Digital content has gained wide acceptance in the public. Such content includes, but is not limited to: movies, videos, music, and the like. Consequently, many consumers and businesses employ various digital media devices or systems that enable the reception of such digital multimedia content via several different communication channels (e.g., a wireless link, such as a satellite link, or a wired link, such as a cable connection). Similarly, the communication channel may also be a telephony based connection, such as DSL and the like. Regardless of the type of channel, the digital content and/or the distribution of the digital content is typically secured using a conditional access (CA) mechanism and a digital rights management (DRM) mechanism (e.g., encryption/decryption using keys).
Presently, specifications are being developed with respect to expanding the ways that content and services can be distributed over wireless communication networks. One such set of standards is being developed by the Open Mobile Alliance (OMA). In the OMA DRM system, for example, digital content (e.g., a movie or song) is associated with a rights object (RO). The RO provides granting rights to a Client Device for viewing or otherwise consuming the digital content. The entity in the Client Device that manages permissions and corresponding constraints relative to use of the digital content is commonly denoted as a DRM Agent. Nominally, a DRM Agent obtains an RO from a rights issuer (RI). DRM Agents conformant to the new OMA Secure Content Exchange (SCE) specifications (as well as to the legacy OMA DRM v2.x (i.e. OMA DRM v2.0 or OMA DRM v2.1) system) are intended to have the opportunity to participate in rights transfers with other such DRM Agents. In the legacy OMA DRM v2.x system, a domain is associated with and managed by a single RI, which implies that each DRM Agent needs to register with each RI for which it wants to make successful use of Domain ROs generated by that RI.
The conventional DRM rules regarding move RO transactions have several drawbacks.
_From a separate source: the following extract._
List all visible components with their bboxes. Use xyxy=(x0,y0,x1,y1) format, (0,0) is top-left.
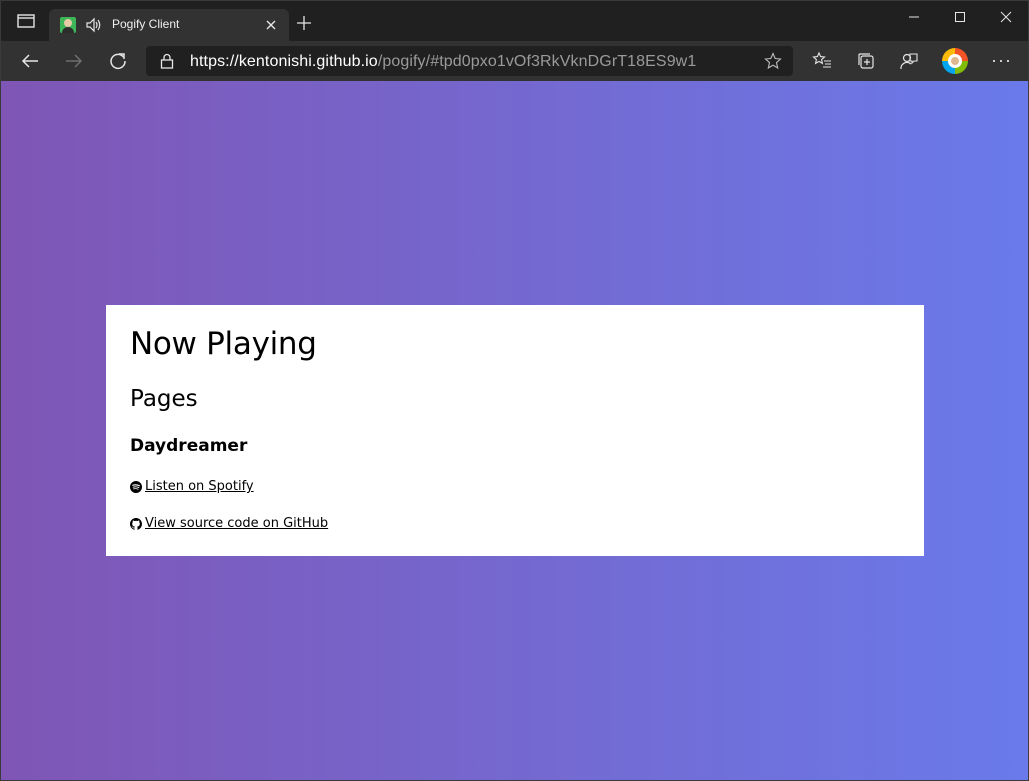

In particular, a special-purpose protocol is often implemented and runs that layer's security on top of an agent to agent (A2A) move RO transaction. In this case, the recipient device often cannot make a priori arrangements with the LRM, since consumption of ROs designated as requiring authorization require such authorization for each RO. Thus, this type of move RO transaction is no longer truly an A2A transaction. Additionally, although an outbound move (without local consumption) of the RO by a device that did not receive authorization from the LRM for that RO is allowed, once the device requests such authorization, the RO cannot be moved (or consumed) unless the device receives a corresponding authorization response from the LRM that indicates success. Further, the protocol is not equipped to handle a move of partial rights whereby the source device of the A2A move retains a partial state of an RO that could result in a subsequent move corresponding to the same RO. In addition, the protocol is inconsistent with moves of the RO via an RI without incurring substantial additional complexity within both the authorization protocol and the move via RI protocol to enable direct or indirect authenticated communications between LRMs and RIs. This would need to be done without sacrificing with the backwards compatible feature whereby an RI can deliver ROs to a legacy (i.e. OMA DRM v2.0/v2.1-only) device based on a prior successful move via RI request (that designates the intended recipient device) to that RI by an SCE-conformant source device.
Change request 429 to OMA DRM v2.0/v2.1 provided a procedure for a device that receives an RO within an RO acquisition protocol (ROAP) response directly from an RI to ascertain current revocation information concerning that particular RI in order to determine the fitness of that RI to provide ROs. This is done by means of online certificate status protocol (OCSP) messaging. In the change request, the only entities that generate ROs are RIs, which can be restricted to operating within a back-end service provider environment with its attendant physical security, personnel security, and audit controls. The introduction of the LRM into the SCE enabler implies that this nominally home-based entity needs to be truly revocable in a way that goes beyond just an initial device (that receives the RO directly from the LRM) making use of revocation information. This is true because besides the addition of this home-based entity type there is also the addition of further procedures to reuse ROs across multiple Devices.
In OMA DRM v2.0/v2.1, the only specified reuse of ROs across multiple devices pertains to domains of devices. A trust authority should allow the use of such domains only if the necessary contractual arrangements are in place, since RIs self-manage their domains. An LRM self-manages OMA DRM v2.x domains and/or directly generates OMA DRM v2.x domain ROs and/or Device ROs that are usable by compliant v2.x Devices only if it has been entrusted with a private key corresponding to a certificate with a rightsIssuer key purpose that makes it appear indistinguishable from an RI to v2.x Devices. All OMA SCE-conformant Devices (unlike OMA DRM v2.0/v2.1-only Devices) are required to support DRM time, which is advantageous in determining the current validity of certificate revocation lists (CRLs) and/or OCSP responses. Thus, these digitally signed objects can be “virally” spread and independently verified without relying on trust in the immediate source or the use of nonces to determine freshness. The “viral” aspect is important in that there is not a reliance on every device being compliant and thus providing the latest revocation information it has to other devices.